Censure: Twitter bloqué, le nombre de tweets explose

Le gouvernement turc a justifié samedi le blocage de Twitter, largement contourné par des internautes en colère. Il a évoqué une "mesure préventive" contre une entreprise de "diffamation", à la suite d'une série de fuites dans un scandale de corruption l'impliquant personnellement.

"Twitter a été utilisé comme un outil de diffamation systématique en faisant circuler des enregistrements acquis illégalement, des écoutes téléphoniques truquées", ont transmis à l'AFP par communiqué les bureaux du Premier ministre Recep Tayyip Erdogan.

"Le gouvernement turc est contre la libre circulation de ces enregistrements (...) sur Twitter et d'autres sites et réseaux sociaux qui visent à entraver la Sécurité de l'Etat et à salir la réputation des citoyens. Il n'est pas contre Internet", ont-ils également ajouté.

L'autorité turque des télécommunications a interdit jeudi soir l'accès à Twitter, après que M. Erdogan, impliqué dans un scandale de corruption, eut annoncé sa décision d'éradiquer le site de microblogging.

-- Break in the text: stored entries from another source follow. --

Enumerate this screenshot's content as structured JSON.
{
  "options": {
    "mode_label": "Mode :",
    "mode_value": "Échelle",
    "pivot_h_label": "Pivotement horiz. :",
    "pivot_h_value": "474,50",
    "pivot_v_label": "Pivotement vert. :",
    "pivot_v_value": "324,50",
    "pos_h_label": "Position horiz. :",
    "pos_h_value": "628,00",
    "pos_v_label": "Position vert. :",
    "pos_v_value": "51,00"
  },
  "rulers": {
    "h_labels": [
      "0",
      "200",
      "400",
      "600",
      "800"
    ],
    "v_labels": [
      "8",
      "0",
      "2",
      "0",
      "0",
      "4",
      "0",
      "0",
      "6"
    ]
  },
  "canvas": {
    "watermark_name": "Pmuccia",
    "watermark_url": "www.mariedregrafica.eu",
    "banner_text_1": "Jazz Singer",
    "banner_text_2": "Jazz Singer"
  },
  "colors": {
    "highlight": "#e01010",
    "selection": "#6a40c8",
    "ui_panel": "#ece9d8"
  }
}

M. Erdogan a menacé de s'en prendre à YouTube et Facebook après l'organisation, le 30 mars, d'élections municipales aux allures de référendum pour ou contre le chef du gouvernement.

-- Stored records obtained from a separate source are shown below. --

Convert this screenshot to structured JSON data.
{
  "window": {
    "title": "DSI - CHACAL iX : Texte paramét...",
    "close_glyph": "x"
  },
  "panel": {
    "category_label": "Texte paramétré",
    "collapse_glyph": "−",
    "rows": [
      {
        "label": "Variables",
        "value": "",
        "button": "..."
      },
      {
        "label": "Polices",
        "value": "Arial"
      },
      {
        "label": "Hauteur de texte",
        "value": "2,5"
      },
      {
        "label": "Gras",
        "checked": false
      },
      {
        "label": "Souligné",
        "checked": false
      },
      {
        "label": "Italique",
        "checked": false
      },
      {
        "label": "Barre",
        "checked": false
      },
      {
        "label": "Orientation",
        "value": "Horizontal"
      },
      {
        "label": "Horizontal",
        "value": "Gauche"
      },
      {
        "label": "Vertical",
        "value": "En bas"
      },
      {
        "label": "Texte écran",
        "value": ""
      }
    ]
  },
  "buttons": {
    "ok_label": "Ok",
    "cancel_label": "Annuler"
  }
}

Importantes sommes d'argent

Le gouvernement a indiqué avoir décidé ce blocage après que le réseau social eut refusé de se conformer à des "centaines de décisions de justice" sur le retrait des enregistrements de conversations téléphoniques piratées.

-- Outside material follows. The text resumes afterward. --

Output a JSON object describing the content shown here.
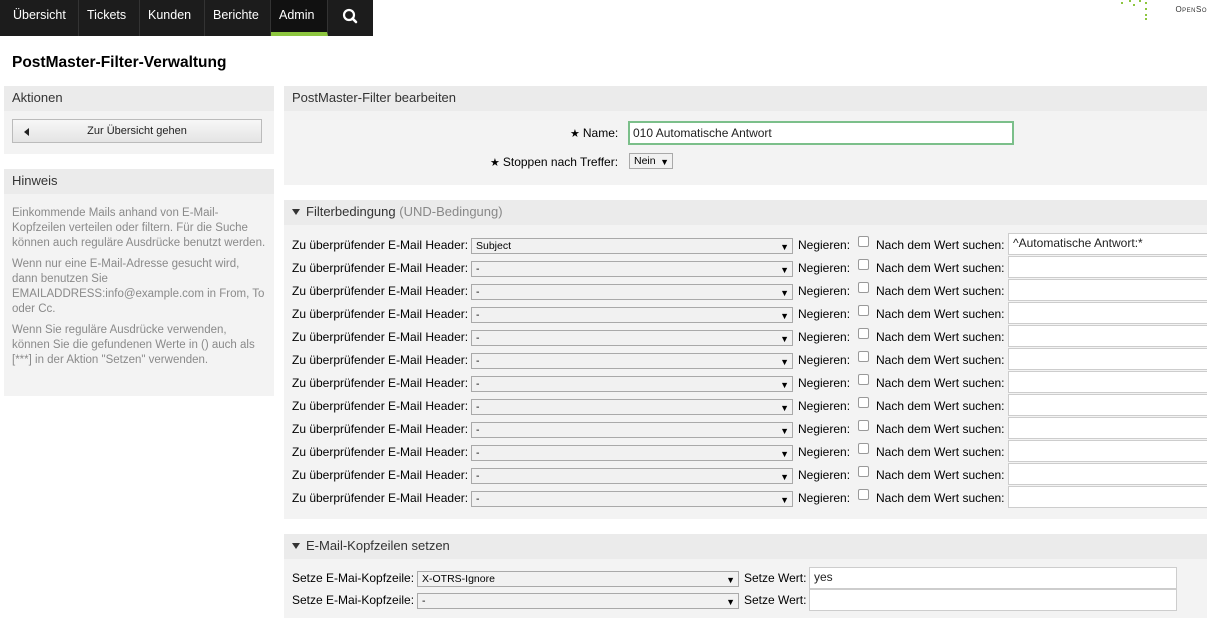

Les enregistrements dévoilent notamment une conversation présumée de M. Erdogan avec son fils, où il est question de dissimuler d'importantes sommes d'argent, ainsi que de pressions du Premier ministre sur la justice ou la presse et d'ingérences dans des ventes immobilières. L'intéressé a rejeté ces accusations, qu'il a attribuées à ses rivaux politiques.

L'interdiction a provoqué une explosion du nombre de tweets, qui ont augmenté de 138 % au total, selon une étude de la société Brandwatch. Les Turcs ont eu recours aux réseaux privés virtuels (VPN) et changé de système de noms de domaines (DNS) pour contourner les restrictions.